O segundo problema acima levantado—o acordo ortográfico gera problemas ao acordo ortográfico porque existe—é o que verdadeiramente nos interessa; a formulação, claro, é exagerada, e o problema seria mais precisamente descrito como segue: a existência de ao menos três acordos ortográficos ao longo do século XX para a língua portuguesa no Brasil gera problemas para a revisão ortográfica de textos técnicos, acadêmicos e científicos.
Veja bem: se um artigo escrito em 2023 cita um artigo publicado em 1996 ou em 1957, fica evidente que cada um segue seu próprio acordo. A regra é (seria) clara: o artigo deve ser citado tal qual, não se alteram as fontes citadas. Ocorre, porém, que, no interior de um artigo que segue o acordo vigente (por enquanto), há uma citação que segue o anterior, ou o antepenúltimo. O que fazer?
Deixar como está exige cuidados por parte de redator e revisor, o que, por si, aumenta os problemas de redação e revisão, e acarreta noutro problema: o excesso de cuidado gera uma falsa ênfase, sobrecarregando a importância, numa fonte acadêmica, de algo que não é discricionário do autor. Guimarães Rosa cunha neologismos e grafa os nomes de suas personagens de mais de um modo, e seus desvios ortográficos devem ser mantidos; aqueles encontrados em Carolina Maria de Jesus ou Lima Barreto—dois escritores negros, a primeira uma doméstica, o segundo tendo reputação de desleixado em parte da crítica mais antiga—são mais controversos, e sua correção ou manutenção podem ter importantes implicações editoriais e políticas; finalmente, Glauco Mattoso recusa para seus textos a ortografia atual, preferindo a escrita pseudoetimológica anterior a 1940; em qualquer dos casos, trata-se de textos literários, cuja forma importa muitíssimo, e mesmo um lapso flagrante não pode ser corrigido simplesmente por ser um lapso.
Compare-se os casos acima com um êle ou conseqüência, ou mesmo um lapso de revisão contidos em textos científicos, cuja ortografia não é discricionária. Que importância têm mantê-los?
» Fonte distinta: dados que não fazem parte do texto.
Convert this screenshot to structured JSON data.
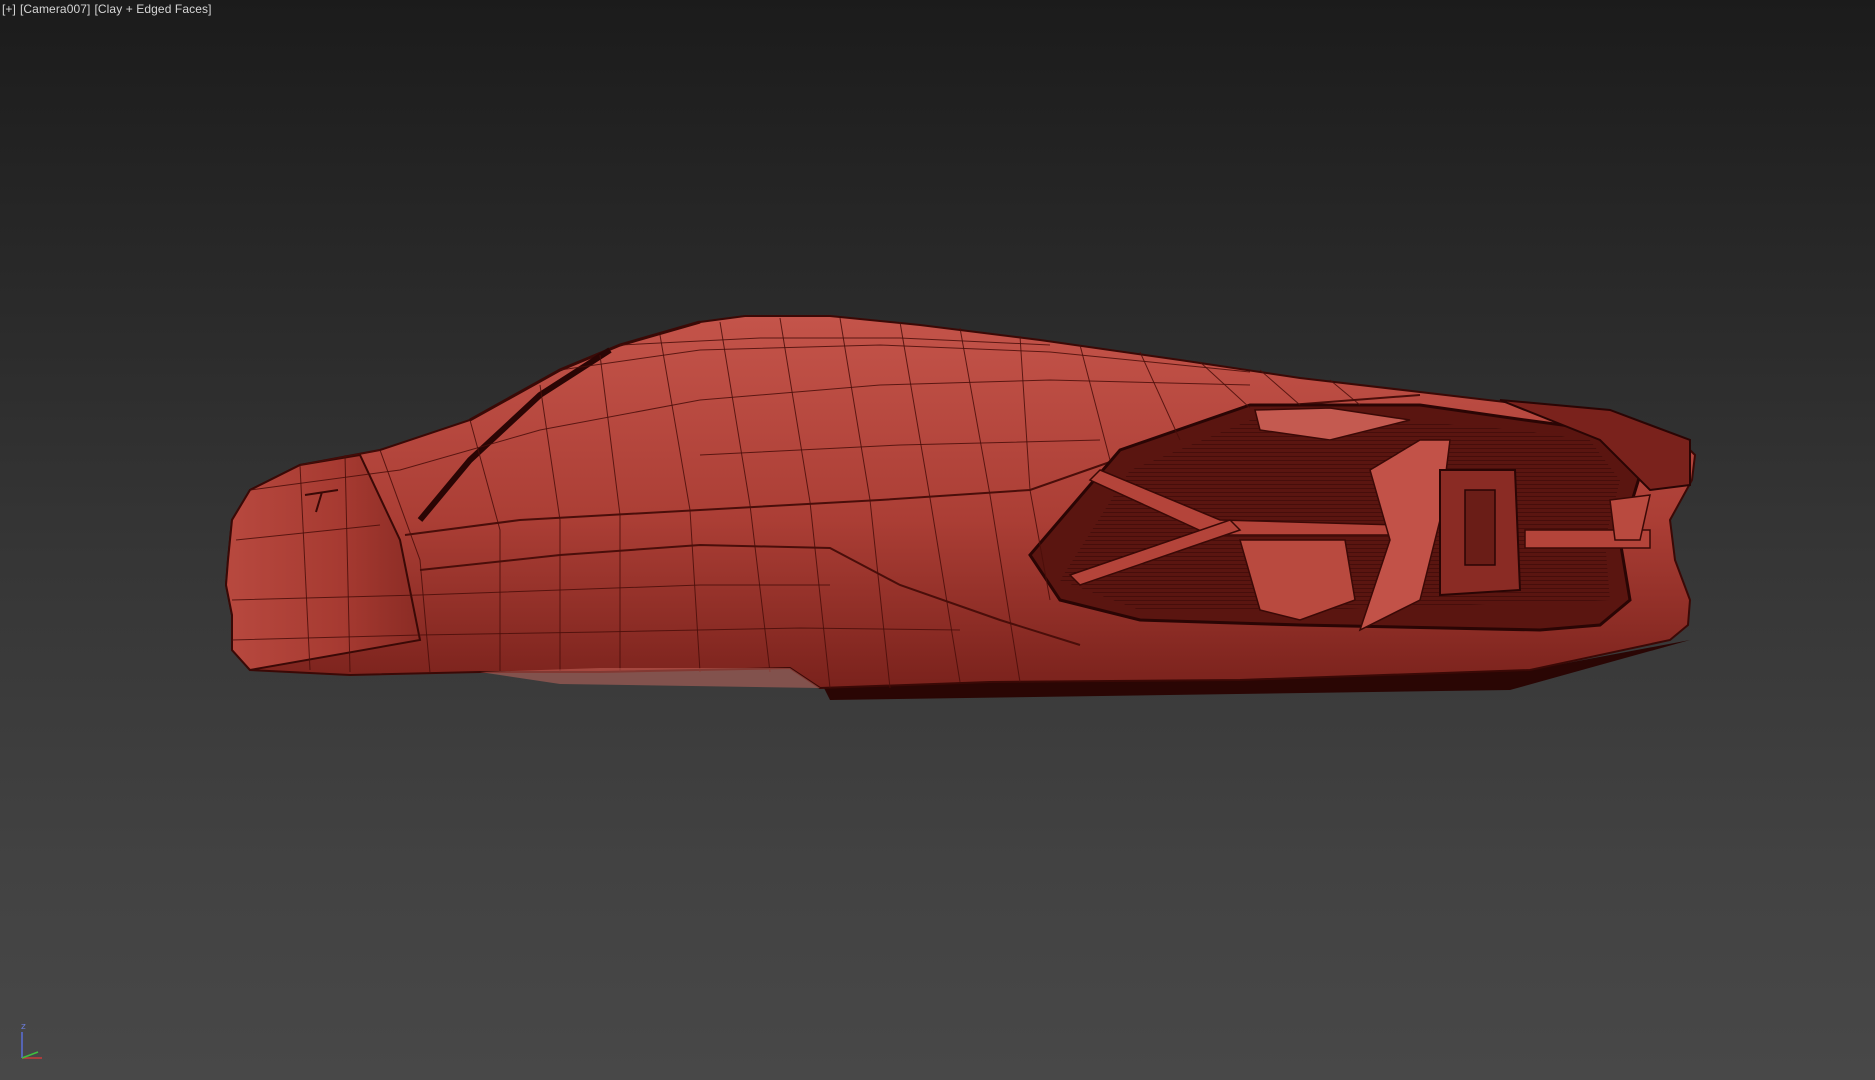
{
  "viewport": {
    "label_plus": "[+]",
    "label_camera": "[Camera007]",
    "label_shading": "[Clay + Edged Faces]"
  },
  "model": {
    "name": "car-wireframe",
    "base_color": "#b4443a",
    "edge_color": "#4a0e0a",
    "shadow_color": "#2a0403"
  },
  "gizmo": {
    "z_label": "z"
  }
}
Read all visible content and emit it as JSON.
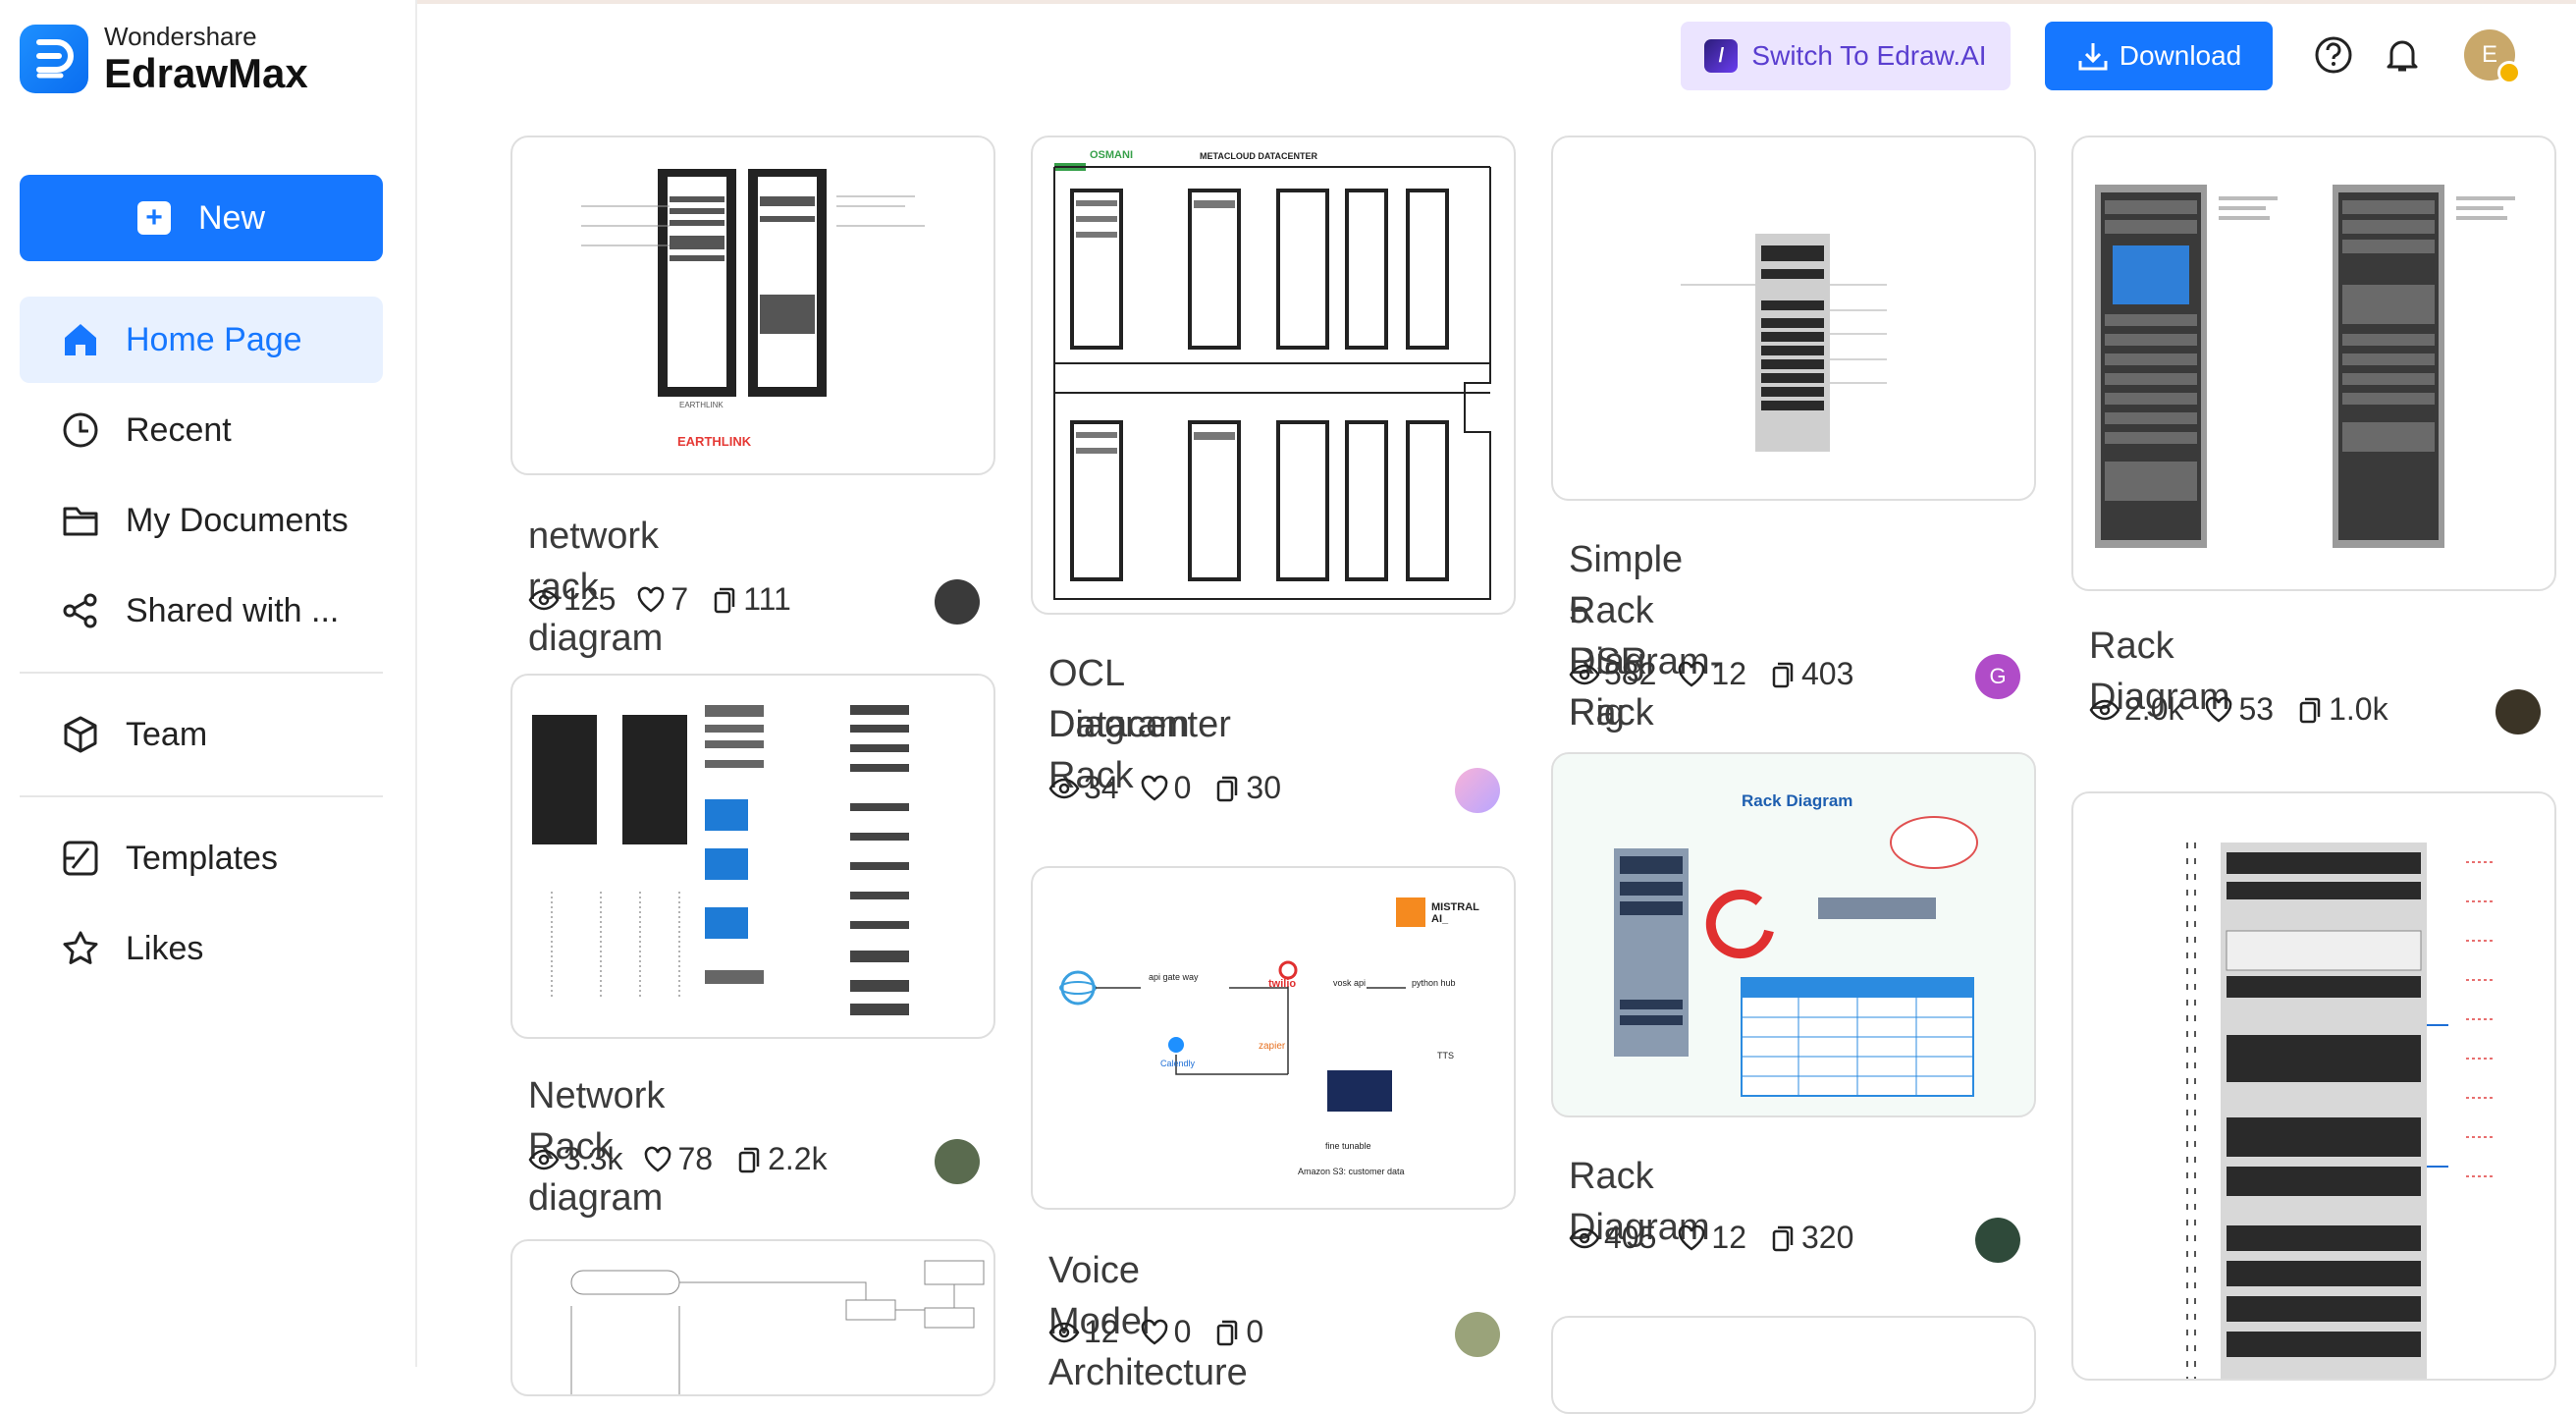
{
  "app": {
    "brand_top": "Wondershare",
    "brand_name": "EdrawMax"
  },
  "sidebar": {
    "new_label": "New",
    "items": [
      {
        "label": "Home Page",
        "icon": "home-icon",
        "active": true
      },
      {
        "label": "Recent",
        "icon": "clock-icon"
      },
      {
        "label": "My Documents",
        "icon": "folder-icon"
      },
      {
        "label": "Shared with ...",
        "icon": "share-icon"
      },
      {
        "label": "Team",
        "icon": "team-cube-icon"
      },
      {
        "label": "Templates",
        "icon": "templates-icon"
      },
      {
        "label": "Likes",
        "icon": "star-icon"
      }
    ]
  },
  "header": {
    "switch_label": "Switch To Edraw.AI",
    "download_label": "Download",
    "avatar_letter": "E"
  },
  "thumb_text": {
    "ocl_brand": "OSMANI",
    "ocl_header": "METACLOUD DATACENTER",
    "earthlink": "EARTHLINK",
    "rack_diagram_title": "Rack Diagram",
    "voice": {
      "mistral": "MISTRAL AI_",
      "twilio": "twilio",
      "api": "api gate way",
      "vosk": "vosk api",
      "python": "python hub",
      "zapier": "zapier",
      "calendly": "Calendly",
      "tts": "TTS",
      "fine": "fine tunable",
      "s3": "Amazon S3: customer data"
    }
  },
  "cards": [
    {
      "title": "network rack diagram",
      "views": "125",
      "likes": "7",
      "copies": "111"
    },
    {
      "title": "Network Rack diagram",
      "views": "3.3k",
      "likes": "78",
      "copies": "2.2k"
    },
    {
      "title_line1": "OCL Datacenter Rack",
      "title_line2": "Diagram",
      "views": "34",
      "likes": "0",
      "copies": "30"
    },
    {
      "title": "Voice Model Architecture",
      "views": "12",
      "likes": "0",
      "copies": "0"
    },
    {
      "title_line1": "Simple Rack Diagram- Rig",
      "title_line2": "5 RSR Rack",
      "views": "582",
      "likes": "12",
      "copies": "403",
      "avatar_letter": "G"
    },
    {
      "title": "Rack Diagram",
      "views": "405",
      "likes": "12",
      "copies": "320"
    },
    {
      "title": "Rack Diagram",
      "views": "2.0k",
      "likes": "53",
      "copies": "1.0k"
    }
  ],
  "colors": {
    "accent": "#1677ff",
    "active_bg": "#e8f1ff",
    "ai_bg": "#ebe4ff",
    "ai_text": "#5a3ed0",
    "avatar_g": "#b04cc8"
  }
}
Que importância assumo que têm ao mantê-los? Por outro lado, com que direito posso alterar minhas fontes se o discurso científico veda essa interferência e enfatiza a importância teórica e metodológica de um estrito respeito às fontes? Temos aqui um dilema—talvez pequeno para alguns, mas um dilema.
Minha sugestão—essa questão não está estabelecida no Acordo Ortográfico, portanto cada um faça como lhe parecer melhor—seria a seguinte: não faz sentido manter algo que não é decisão do autor e que chama atenção desmesurada; usar um [sic] para apontar um lapso redacional evidente e/ou minúsculo, tampouco. Guarde-se o uso de [sic] para situações nas quais qualquer correção proposta seria incerta e afetaria a interpretação, reserve-se a observância ortográfica rigorosíssima para textos cuja forma importa sobremaneira (literários, filosóficos e históricos, na maioria dos casos), e evitem-se estranhamentos ortográficos não-significativos. O leitor pode consultar por si as fontes que lhe interessarem, e verificar que a discrepância é uma correção ortográfica que não afeta o significado do texto.
Mais importante: este problema é evitado quando citamos com parcimônia; parafrasear o evita. Quanto mais indispensáveis as citações, menor seu número; quanto menor seu número, menor o de possíveis perplexidades ortográficas.